Cybersecurity

India’s Increasing Vulnerability Leads to Cyber Sabotage

S Akash

Cyber sabotage of a censorious infrastructure is a new-age threat that has erupted majorly in the last decade. As weird as it may sound, it is a reality that has become so invasive that even the common man has started feeling its heat. It is important to know how our lawmakers are dealing with this threat.

An effort has been made to inspect the existing legal framework and identify the markers making it inefficient. Cyber sabotage is a term that involves state and non-state actors targeting the computing systems and controlling the censorious infrastructure of a nation. The sabotage can be for a variety of purposes ranging from mere disruption in public services to creating disruptions to demands of ransom and observations by enemy nations.

The Government's tranquillity and lack of transparency in communicating incidents of cyber-sabotage on the country's censorious infrastructure is the primary reason for the wrong estimation of this 21st-century threat. To explain the depravity of the situation, a few statistics should be brought to light.

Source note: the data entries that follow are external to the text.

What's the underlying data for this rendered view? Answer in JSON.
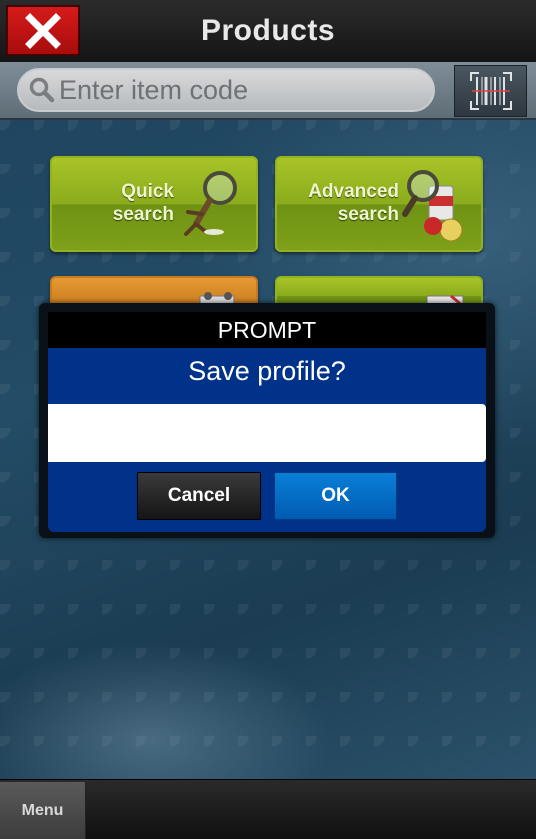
{
  "header": {
    "title": "Products",
    "close_icon": "close-icon"
  },
  "search": {
    "placeholder": "Enter item code",
    "search_icon": "search-icon",
    "scan_icon": "barcode-scan-icon"
  },
  "tiles": [
    {
      "line1": "Quick",
      "line2": "search",
      "icon": "magnifier-runner-icon"
    },
    {
      "line1": "Advanced",
      "line2": "search",
      "icon": "magnifier-products-icon"
    }
  ],
  "dialog": {
    "title": "PROMPT",
    "message": "Save profile?",
    "input_value": "",
    "cancel_label": "Cancel",
    "ok_label": "OK"
  },
  "footer": {
    "menu_label": "Menu"
  },
  "colors": {
    "tile_green": "#8aab1c",
    "tile_orange": "#e49a34",
    "dialog_blue": "#00328a",
    "ok_blue": "#0a7fd8",
    "close_red": "#c81414"
  }
}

As per the information conferred by the union home ministry based on data reported by the Indian Computer Emergency Response Team ('CERT-In'), India's nodal cyber-security agency to the Parliament in March 2021, the country saw a huge 1.15 million cyber-attacks in 2020.

Most attacks aim at censorious infrastructure followed by banking, defense, and then manufacturing sectors. In censorious infrastructure, oil and natural gas prerequisites are targeted the most. During the pandemic, there has been a vital increase in attacks on India's critical healthcare infrastructure and pharma companies. Ransomware attacks on the pharma sector have intensified the most. It has been observed that the cyber-attacks on India's censorious infrastructure are increasing, calling for more strong prevention, detection, and reaction policy.

For dealing with the existing and emerging threats of cyber sabotage, the policy framework is required to be split into three key elements.

• Detection of cyber-attacks

• Fast reaction for limiting future damage

• Prevention mechanism including strong systems that will strengthen software and hardware used in censorious infrastructure.